The transformation of trade corridors by the pandemic offers cities an opportunity to build back better, but it also comes with the risk of displacement. Willow Lung-Amam, associate professor in the University of Maryland’s Urban Studies and Planning program and director of the Small Business Anti-Displacement Network, says cities should ensure that adaptive former business districts are affordable and welcoming for mothers. and pop shops. LA’s adaptive reuse ordinance, for example, has been both highlighted for its potential to ease pressure on housing and criticized for its potential to displace low-income tenants.

“Small businesses are absolutely essential to the character, identity and economy of our neighborhoods,” says Professor Lung-Amam. “When all of our cities become big chain restaurants and retail stores, we lose a lot of tax dollars and character-defining features. Suddenly Vancouver looks like New York looks like Chicago.

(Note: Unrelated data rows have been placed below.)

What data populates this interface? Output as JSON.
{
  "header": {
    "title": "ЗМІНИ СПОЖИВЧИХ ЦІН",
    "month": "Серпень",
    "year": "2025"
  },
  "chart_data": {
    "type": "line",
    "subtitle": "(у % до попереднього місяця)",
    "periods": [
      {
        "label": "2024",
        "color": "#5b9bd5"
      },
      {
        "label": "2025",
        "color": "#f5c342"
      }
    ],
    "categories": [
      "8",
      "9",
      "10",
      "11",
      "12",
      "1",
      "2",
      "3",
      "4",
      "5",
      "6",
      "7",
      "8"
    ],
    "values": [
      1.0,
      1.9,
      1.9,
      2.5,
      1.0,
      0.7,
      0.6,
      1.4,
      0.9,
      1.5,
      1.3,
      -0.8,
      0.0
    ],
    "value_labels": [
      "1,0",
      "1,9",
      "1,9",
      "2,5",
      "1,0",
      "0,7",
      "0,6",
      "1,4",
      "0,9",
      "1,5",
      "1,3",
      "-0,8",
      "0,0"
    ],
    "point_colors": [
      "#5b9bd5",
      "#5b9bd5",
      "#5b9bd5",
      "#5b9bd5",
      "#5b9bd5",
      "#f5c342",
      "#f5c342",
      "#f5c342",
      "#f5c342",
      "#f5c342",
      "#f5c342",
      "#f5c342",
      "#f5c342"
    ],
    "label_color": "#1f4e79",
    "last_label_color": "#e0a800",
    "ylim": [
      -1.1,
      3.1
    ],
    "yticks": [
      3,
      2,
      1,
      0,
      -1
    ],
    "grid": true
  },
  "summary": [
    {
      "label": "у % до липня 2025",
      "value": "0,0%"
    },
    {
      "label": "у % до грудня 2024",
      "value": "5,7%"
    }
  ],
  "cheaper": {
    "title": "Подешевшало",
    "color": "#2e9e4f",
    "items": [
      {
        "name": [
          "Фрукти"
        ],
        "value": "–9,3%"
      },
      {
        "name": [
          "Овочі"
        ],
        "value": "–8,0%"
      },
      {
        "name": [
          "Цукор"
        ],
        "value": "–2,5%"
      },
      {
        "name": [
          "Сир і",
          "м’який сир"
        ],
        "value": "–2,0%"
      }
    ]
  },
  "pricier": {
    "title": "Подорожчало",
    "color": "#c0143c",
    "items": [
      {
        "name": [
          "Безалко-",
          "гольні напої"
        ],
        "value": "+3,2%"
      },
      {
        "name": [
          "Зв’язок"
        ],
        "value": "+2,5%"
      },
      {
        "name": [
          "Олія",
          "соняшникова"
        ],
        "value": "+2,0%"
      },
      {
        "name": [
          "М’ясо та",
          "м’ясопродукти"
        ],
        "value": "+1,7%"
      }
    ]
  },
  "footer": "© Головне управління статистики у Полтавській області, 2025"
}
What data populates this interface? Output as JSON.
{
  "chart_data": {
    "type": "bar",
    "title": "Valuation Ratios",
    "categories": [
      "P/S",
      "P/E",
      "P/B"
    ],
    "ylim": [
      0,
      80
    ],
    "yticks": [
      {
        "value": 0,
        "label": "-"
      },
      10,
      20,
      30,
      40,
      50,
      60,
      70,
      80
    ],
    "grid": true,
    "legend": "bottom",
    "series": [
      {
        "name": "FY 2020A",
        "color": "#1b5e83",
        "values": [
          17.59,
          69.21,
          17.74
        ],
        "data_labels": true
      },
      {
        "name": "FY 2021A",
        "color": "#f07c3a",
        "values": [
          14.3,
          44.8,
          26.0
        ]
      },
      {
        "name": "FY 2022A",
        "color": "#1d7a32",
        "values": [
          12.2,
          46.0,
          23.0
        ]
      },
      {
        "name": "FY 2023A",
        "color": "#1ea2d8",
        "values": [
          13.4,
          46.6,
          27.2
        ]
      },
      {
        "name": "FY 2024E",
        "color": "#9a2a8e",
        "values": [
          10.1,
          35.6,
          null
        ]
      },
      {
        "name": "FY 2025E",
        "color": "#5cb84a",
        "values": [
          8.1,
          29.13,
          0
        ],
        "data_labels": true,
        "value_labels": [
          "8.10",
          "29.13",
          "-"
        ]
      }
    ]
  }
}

The same principle applies to housing, she says; cities should adopt strategies such as equitable distribution policies that use laws, tax credits, fee waivers and the like to mandate or incentivize a certain number of units in newly adapted buildings to be affordable housing.

“[We should] ensuring that families can actually access these units, that they are not all converted into one-bedroom condos,” she says. “That there are intentional policies around deep affordability.”